- Siege of Vierraden: Part of Uckermark War
| Date | 1425 |
| Location | Vierraden |
| Result | Pomeranian and Polish victory |

Belligerents
- Pomerania-Stettin Pomerania-Wolgast Pomerania-Stolp Pomerania-Stargard Mecklenburg-Stargard Crown of the Kingdom of Poland: Margraviate of Brandenburg

Commanders and leaders
- Otto II Casimir V Wartislaw IX Bogislav IX Henry Jan of Czarnków: Frederick I

= Siege of Vierraden =

1425 battle in Brandenburg

Siege of Vierraden was a siege of the castle in Vierraden, that took place in early 1425, during Uckermark War.
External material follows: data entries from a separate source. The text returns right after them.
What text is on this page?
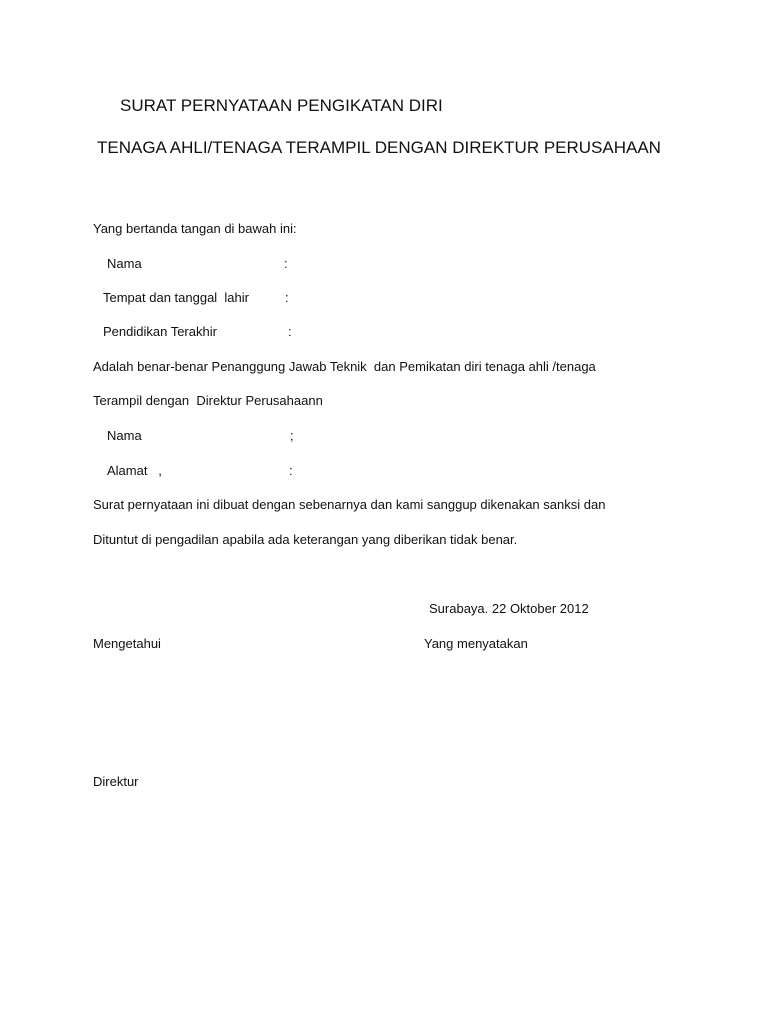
SURAT PERNYATAAN PENGIKATAN DIRI
TENAGA AHLI/TENAGA TERAMPIL DENGAN DIREKTUR PERUSAHAAN
Yang bertanda tangan di bawah ini:
Nama	:
Tempat dan tanggal  lahir	:
Pendidikan Terakhir	:
Adalah benar-benar Penanggung Jawab Teknik  dan Pemikatan diri tenaga ahli /tenaga
Terampil dengan  Direktur Perusahaann
Nama	;
Alamat   ,	:
Surat pernyataan ini dibuat dengan sebenarnya dan kami sanggup dikenakan sanksi dan
Dituntut di pengadilan apabila ada keterangan yang diberikan tidak benar.
Surabaya. 22 Oktober 2012
Mengetahui	Yang menyatakan
Direktur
The castle was besieged by the army of Margraviate of Brandenburg led by Frederick I. The fight was eventually won by the forces of Pomerania-Stettin, Pomerania-Wolgast, Pomerania-Stolp, Pomerania-Stargard, Mecklenburg-Stargard, Crown of the Kingdom of Poland, and Branderburgish forces had retreated.

== History ==
After the invading armies of Pomerania-Stettin, Pomerania-Wolgast, Pomerania-Stolp, Pomerania-Stargard, Mecklenburg-Stargard, Crown of the Kingdom of Poland had captured the town of Prenzlau, Frederick I, leader of the Margraviate of Brandenburg, had attacked with his army, enemy lines alongside the Oder river, and besieging the castle in Vierraden, where he eventually got defeated by Polish and Pomeranian forces and was forced to retreat.

== Citations ==
=== Bibliography ===
- Edward Rymar, Wojny i spory pomorsko-brandenburskie w XV-XVI w, Wyd. Inforteditions, Zabrze, 2012.